A year ago, a flew down the D’Entrecasteaux Channel, over the shoulder of Precipitous Bluff, across the south-western forest, and onto a tiny gravel airstrip at a place called Melaleuca. It was the beginning of a one-hundred kilometre walk along the south coast of Tasmania.
Over the next ten days, ground parrots were expelled from the buttongrass at my approach. I drank from cold tea-stained creeks and strung up my clothes on coastal banksias. Further south, Maatsuyker Island rose from the sea, a big isosceles triangle shrouded in powdery pink light. Seaweed pasta, sassafras tea.
At the highest point of the track, atop the Ironbounds, I looked at the zigzag of mountain ranges, jagging countless kilometres into the distance.
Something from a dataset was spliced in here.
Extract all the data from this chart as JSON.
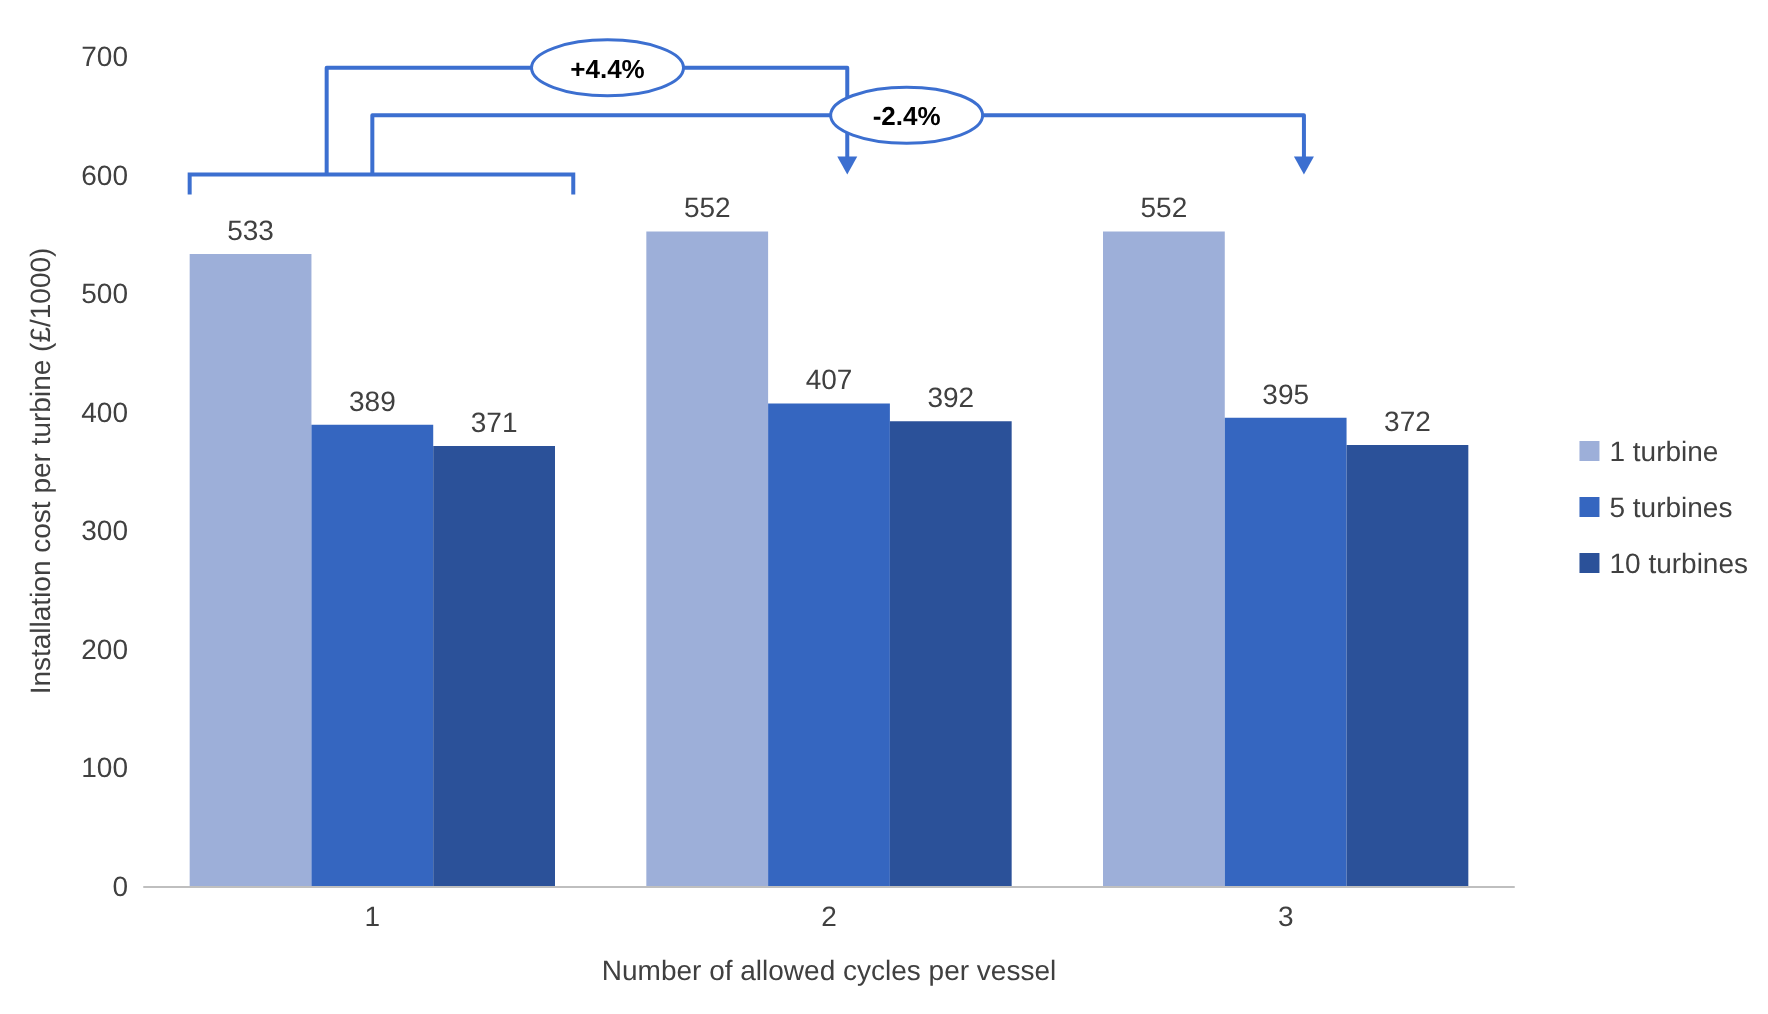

I thought of lost things, as I often do – of the lost heritage of the Aborigines, of the probable extinction of the thylacine, of the drowned pink beach of Lake Pedder. But I also remembered that, at one time, the decision to walk along the south coast of Tasmania was an idea and a dream, and it had since become a present reality. And rising up onto the top of that mountain, taking a nip of whisky to celebrate, I realised that I was seeing new mountains, new tracks, new ways of being, and that they were becoming a possible future for me as well.
The frenetic ocean churned at my south flank for ten days straight.